Q. You said that Wisconsin being pro style doesn't give you a lot of good film for your offense. Do you have good film on Ohio State from previous, because I guess spread offenses are fairly common. Do you have from previous weeks, some stuff to go on?
COACH FRANKLIN: Oh, yeah, definitely. This is no different, early in the season. And you may even go back to last year and things like that to make sure you get enough plays by formation that you're looking for. So yeah, there's plenty of games that are good.
And even the Wisconsin game, we still watch and we still study, and those things are great. But you're not pulling formations out and things like that to put into your cut-ups because there's just not enough similarities. Defensively, it's really good and they are playing really well on defense and have been all season long.
So yeah, we've got plenty of stuff to study. We've got plenty of stuff to research.
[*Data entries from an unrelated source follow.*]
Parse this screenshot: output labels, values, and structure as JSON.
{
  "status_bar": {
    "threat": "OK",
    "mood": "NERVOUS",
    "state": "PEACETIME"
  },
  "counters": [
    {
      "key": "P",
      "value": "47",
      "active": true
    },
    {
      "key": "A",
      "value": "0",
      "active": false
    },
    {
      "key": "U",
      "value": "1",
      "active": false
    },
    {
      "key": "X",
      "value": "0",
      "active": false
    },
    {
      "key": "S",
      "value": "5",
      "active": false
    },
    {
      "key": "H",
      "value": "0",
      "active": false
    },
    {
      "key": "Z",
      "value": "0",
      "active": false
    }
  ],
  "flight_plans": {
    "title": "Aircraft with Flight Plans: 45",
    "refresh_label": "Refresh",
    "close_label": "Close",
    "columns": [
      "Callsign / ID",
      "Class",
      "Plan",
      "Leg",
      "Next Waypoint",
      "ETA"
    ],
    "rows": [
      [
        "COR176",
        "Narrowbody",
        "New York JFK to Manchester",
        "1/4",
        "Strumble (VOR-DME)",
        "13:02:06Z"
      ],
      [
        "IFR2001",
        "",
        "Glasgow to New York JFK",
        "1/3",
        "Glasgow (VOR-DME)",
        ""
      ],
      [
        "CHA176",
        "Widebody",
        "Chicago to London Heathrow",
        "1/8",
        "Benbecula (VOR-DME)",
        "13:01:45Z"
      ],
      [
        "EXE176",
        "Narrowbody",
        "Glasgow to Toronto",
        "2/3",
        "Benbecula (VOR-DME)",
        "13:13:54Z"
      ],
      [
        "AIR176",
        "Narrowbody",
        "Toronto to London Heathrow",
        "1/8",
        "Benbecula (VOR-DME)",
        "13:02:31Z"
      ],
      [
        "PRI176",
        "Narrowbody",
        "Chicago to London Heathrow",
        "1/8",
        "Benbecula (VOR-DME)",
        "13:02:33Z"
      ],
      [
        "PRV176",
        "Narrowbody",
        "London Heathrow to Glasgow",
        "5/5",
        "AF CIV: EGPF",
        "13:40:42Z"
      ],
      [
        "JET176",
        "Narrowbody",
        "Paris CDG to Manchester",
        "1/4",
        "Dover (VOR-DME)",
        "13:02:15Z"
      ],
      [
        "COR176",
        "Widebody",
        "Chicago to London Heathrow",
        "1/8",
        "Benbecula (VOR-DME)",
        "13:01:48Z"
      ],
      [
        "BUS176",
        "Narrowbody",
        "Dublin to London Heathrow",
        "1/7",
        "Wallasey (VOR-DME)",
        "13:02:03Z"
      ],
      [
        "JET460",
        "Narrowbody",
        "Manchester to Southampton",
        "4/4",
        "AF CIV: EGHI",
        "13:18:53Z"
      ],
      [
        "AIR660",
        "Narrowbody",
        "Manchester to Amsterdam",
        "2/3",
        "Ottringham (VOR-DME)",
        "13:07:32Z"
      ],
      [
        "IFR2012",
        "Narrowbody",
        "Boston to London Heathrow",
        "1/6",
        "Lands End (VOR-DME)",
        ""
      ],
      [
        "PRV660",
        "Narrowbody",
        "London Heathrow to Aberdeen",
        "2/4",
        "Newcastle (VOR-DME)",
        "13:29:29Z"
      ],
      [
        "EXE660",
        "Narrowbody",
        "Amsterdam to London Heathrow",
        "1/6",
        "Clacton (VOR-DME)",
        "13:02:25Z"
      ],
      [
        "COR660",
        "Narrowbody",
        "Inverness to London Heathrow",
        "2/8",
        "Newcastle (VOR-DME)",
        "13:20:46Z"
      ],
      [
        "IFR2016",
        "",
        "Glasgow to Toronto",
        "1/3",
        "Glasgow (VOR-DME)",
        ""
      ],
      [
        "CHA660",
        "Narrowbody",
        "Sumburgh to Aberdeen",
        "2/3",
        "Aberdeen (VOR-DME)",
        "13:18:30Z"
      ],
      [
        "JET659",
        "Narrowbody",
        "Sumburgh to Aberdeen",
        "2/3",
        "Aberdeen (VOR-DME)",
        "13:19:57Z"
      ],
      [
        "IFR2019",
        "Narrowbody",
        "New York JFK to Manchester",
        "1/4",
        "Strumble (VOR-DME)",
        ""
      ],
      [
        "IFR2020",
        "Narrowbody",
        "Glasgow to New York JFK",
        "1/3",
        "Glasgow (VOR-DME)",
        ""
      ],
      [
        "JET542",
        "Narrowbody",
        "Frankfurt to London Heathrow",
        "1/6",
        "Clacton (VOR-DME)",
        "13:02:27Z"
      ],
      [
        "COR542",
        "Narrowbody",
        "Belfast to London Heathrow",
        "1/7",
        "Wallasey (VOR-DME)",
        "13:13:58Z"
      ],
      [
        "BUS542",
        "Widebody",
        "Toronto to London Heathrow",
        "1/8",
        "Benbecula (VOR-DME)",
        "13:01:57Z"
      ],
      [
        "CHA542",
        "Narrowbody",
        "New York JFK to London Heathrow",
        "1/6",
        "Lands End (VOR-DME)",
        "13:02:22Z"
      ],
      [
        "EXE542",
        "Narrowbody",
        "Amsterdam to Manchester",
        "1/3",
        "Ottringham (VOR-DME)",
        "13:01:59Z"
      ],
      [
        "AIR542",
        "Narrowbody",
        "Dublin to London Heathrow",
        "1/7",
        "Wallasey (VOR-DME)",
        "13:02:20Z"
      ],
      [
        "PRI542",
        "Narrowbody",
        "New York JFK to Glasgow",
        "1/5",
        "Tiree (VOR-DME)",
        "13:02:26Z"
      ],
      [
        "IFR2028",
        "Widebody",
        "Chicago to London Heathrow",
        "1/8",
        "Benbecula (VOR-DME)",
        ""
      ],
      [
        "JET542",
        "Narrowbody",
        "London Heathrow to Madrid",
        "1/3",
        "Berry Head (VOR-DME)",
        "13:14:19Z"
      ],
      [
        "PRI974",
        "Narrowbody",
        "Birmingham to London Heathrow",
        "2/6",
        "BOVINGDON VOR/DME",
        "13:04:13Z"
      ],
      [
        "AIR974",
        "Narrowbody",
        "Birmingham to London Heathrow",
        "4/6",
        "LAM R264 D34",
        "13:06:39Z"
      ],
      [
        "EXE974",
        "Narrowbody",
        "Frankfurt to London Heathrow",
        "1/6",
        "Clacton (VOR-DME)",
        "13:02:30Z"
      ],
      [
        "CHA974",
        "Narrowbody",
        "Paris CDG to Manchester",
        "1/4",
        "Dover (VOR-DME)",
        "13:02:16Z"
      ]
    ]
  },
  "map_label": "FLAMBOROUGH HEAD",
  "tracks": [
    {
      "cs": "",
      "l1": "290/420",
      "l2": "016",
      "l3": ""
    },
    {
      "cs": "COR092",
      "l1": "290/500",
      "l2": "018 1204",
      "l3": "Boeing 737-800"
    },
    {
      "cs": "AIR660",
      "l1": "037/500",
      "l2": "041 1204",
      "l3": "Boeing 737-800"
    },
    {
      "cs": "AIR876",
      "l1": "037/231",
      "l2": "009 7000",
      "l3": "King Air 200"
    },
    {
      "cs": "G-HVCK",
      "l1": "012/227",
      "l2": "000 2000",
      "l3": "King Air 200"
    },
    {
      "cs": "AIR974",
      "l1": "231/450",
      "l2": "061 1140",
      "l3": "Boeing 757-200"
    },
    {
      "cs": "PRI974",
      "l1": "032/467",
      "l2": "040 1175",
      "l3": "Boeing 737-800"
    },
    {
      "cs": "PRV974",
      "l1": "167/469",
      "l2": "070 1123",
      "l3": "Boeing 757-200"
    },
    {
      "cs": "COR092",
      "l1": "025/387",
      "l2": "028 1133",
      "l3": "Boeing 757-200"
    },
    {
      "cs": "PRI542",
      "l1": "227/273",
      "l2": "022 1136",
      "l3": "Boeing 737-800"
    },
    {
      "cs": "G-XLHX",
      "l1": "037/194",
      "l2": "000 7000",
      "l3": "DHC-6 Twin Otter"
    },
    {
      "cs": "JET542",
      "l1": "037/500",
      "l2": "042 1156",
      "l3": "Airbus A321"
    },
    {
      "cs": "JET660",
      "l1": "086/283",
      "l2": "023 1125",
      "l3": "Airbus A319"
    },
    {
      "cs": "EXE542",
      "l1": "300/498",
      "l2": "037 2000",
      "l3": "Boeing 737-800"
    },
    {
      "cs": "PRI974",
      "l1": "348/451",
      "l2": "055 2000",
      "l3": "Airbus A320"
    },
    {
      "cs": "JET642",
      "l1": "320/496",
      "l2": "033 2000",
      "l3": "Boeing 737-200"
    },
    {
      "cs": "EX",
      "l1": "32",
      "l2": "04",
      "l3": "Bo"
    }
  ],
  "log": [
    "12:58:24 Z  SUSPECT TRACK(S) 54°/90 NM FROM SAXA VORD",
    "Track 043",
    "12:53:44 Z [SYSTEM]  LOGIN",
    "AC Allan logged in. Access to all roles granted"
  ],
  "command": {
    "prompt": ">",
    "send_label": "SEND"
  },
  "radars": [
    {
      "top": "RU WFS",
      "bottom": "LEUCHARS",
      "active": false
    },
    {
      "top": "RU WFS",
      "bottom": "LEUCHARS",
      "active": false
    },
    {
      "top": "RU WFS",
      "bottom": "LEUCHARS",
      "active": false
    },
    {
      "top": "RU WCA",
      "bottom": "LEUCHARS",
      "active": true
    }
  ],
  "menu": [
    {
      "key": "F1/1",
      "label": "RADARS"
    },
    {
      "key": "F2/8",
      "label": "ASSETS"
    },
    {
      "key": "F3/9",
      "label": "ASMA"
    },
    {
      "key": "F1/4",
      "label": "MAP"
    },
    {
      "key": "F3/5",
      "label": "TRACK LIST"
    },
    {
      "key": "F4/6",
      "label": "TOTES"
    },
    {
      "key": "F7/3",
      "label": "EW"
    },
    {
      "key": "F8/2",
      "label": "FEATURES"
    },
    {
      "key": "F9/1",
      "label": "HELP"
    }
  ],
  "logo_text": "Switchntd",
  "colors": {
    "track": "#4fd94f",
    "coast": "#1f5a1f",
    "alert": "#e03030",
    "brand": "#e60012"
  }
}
And like I said, it's no different than every week. Every week you kind of have one opponent where maybe they play the wishbone team or they play a spread team or a pro team or whatever style or even on defense, maybe a 3-4 or a 4-3 or whatever it may be that maybe doesn't fit exactly what you do. But that's no different this week than it is any other week.
Q. J.T. Barrett obviously has been an effective player for a long time now but how is he different now than he was the first two years that you've seen him and why have so few defenses to the been able to slow him down?
COACH FRANKLIN: Yeah, it seems like he's been playing there forever, it really has. He's very poised. He's very mature. He's got a lot of weapons around him. He's got a veteran, talented offensive line in front of him.
They are playing one freshman who is playing really well on the offensive line. But he's a guy that can beat you in so many different ways. He can beat with you his experience and he can beat you with his accuracy and decision making and he can beat with you his legs. He's a huge part of their running game, a real, real big part of their running game, week-in and week-out and he's shown he's been able to do that and been a problem for people for the last three years.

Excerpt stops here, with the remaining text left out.